On one occasion police heard Sonnet tell him: "I'm meant to get this c--- (Condello) in two days. I can't have you like this, mate.

"You wouldn't even be able to drive away from here. You don't understand, mate. This is not a stick-up. I'd rather you on smack (heroin) than like this. I'd rather you stoned than like this, mate."

On another occasion, Sonnet said: "I can tell you now, you're off your f---ing 3KZ (head). There's no way you'll be right. F---, you can't even sit still."

In trying to suggest booze as a solution, Sonnet told Thorneycroft: "Listen, drinking's f---ing not good, but it's the best of the worst. And smoking bongs, they're the best of the worst. We can't have heroin and you can't have f---ing speed."

At one time Thorneycroft said he needed his own gun to shoot "anything and anyone who tries to shoot me" during the Condello hit.

Sonnet stressed that was not a wise idea.

Thorneycroft's incompetence was often glaring.

During one reconnaissance run in Brighton, while in charge of the Melway, Thorneycroft had the hit happening in the ocean. In court, defence lawyer John Desmond recited Sonnet's likely reply to the whacked-out wheel man: "On these references, Mick, you've got me in the middle of Port Phillip Bay. You've got me in the water."

An exasperated Sonnet often belted Thorneycroft and even threatened to kill him if he didn't get off the drugs.

Thorneycroft often broke down in tears, leading Sonnet to say on one occasion: "Oh, f---ing hell. Do I need to hear these f---ing waterworks again? You're pissing me off by f---ing breaking down all the time."

On June 7, after a public spat that could have drawn police attention, it became obvious Thorneycroft -- who had successfully stolen a getaway car -- was not up to driving it on the day.

Sonnet: "Why the f--- did you ever agree to do this?"

Thorneycroft: "Dunno. 'Cos I'm a f---ing idiot, that's why."

Sonnet: "If we were robbing a bank or something I wouldn't give a f---, you know? We go look at a bank, run in, bang! If I get caught, five or six years. This, mate, forget about it. I'm 35 years old.

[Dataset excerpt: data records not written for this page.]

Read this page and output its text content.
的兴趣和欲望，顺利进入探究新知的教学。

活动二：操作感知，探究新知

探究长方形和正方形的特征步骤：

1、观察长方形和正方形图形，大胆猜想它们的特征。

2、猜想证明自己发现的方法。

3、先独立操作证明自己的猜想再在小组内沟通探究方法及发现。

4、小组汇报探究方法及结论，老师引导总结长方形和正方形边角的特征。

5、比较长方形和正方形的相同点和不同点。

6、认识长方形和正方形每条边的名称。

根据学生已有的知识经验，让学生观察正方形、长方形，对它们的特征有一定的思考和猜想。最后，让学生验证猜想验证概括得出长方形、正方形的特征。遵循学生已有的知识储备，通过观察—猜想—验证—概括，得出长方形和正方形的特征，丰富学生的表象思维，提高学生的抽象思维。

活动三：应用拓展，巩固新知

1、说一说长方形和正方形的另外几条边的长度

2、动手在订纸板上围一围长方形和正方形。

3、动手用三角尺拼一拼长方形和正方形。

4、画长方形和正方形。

Thorneycroft: "You get pinched, you're f---ed. You never go home. That's all there is to it."

Sonnet: "Well, that's what I'm trying to stress to you, Mick. That's why I say, mate, I'll put holes in ya. I'll f---ing shoot you if you're stupid enough to get us all caught."

In the end, former Noble Park schoolmate Gregg Hildebrandt drove for Sonnet on June 9.

As an armed Sonnet waited with Hildebrandt near Condello's Brighton mansion, special operations group and Purana Taskforce detectives pounced.

Sonnet ended up face down on the footpath with police shotguns trained at his head.

To add to the indignity, Sonnet would later learn that Condello wasn't even living in his Brighton home at the time.

Sonnet's rap sheet is littered with crimes including armed robbery, trafficking drugs, possessing firearms, aggravated burglary, making threats to kill and recklessly and intentionally causing serious injury.

Thorneycroft, who gave Purana two full statements, received a suspended jail term before dying last year.